# AI Security Training for Healthcare Security Teams

By Charles Givre · 2026-07-08

> Healthcare teams are deploying LLMs and ML into clinical workflows. Here is the AI security training healthcare cybersecurity professionals actually need.

Healthcare organizations are wiring LLMs and machine learning into clinical work: ambient documentation that drafts notes from a visit, chatbots that answer patient questions, retrieval over the EHR, and predictive models for sepsis, readmission, and imaging triage. Each of these is a new attack surface, and most healthcare security teams were trained for networks and endpoints, not models and training data.

The skills gap is specific. Here is what healthcare cybersecurity professionals actually need to train on.

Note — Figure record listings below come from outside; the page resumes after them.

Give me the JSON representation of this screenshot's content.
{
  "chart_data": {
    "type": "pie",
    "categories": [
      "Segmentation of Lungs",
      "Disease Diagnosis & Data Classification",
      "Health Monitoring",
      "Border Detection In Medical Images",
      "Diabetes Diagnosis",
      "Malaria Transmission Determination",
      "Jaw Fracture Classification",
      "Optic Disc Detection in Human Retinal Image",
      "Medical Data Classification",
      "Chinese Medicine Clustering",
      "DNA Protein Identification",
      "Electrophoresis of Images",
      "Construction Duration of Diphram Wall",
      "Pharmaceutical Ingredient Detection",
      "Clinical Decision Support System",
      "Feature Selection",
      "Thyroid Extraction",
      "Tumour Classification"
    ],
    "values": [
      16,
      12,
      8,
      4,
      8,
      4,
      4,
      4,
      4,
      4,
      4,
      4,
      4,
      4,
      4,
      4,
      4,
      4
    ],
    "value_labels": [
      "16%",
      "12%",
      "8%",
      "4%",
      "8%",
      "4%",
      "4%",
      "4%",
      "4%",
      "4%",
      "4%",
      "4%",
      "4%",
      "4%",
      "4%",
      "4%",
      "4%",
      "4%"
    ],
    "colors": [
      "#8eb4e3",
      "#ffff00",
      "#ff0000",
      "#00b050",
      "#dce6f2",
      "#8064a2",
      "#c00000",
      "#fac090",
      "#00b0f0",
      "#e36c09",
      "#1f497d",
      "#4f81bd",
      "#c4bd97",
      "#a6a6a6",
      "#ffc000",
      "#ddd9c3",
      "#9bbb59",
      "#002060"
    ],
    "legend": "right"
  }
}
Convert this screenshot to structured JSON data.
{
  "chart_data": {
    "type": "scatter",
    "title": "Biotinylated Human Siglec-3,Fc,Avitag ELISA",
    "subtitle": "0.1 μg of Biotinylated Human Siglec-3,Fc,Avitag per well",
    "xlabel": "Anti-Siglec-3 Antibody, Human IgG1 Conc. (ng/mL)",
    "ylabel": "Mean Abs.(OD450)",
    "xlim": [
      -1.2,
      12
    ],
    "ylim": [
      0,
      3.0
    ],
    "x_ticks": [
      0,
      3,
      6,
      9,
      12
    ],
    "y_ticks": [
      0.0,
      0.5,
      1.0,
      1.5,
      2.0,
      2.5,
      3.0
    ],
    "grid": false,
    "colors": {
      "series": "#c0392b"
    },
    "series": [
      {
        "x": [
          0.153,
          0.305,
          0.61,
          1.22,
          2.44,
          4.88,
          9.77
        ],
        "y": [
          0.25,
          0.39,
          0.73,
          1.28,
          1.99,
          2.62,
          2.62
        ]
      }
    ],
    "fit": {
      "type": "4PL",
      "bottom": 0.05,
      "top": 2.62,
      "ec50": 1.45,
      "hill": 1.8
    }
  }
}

## Keeping PHI Out of the Model Pipeline

The first problem is data exposure, and it does not look like a normal data breach. Protected health information ends up in places a network review never checks: inside LLM prompts, in the retrieval context a [RAG](https://python.langchain.com/docs/tutorials/rag/) pipeline pulls from the EHR, in application and model-provider logs, and in every call to an external inference API.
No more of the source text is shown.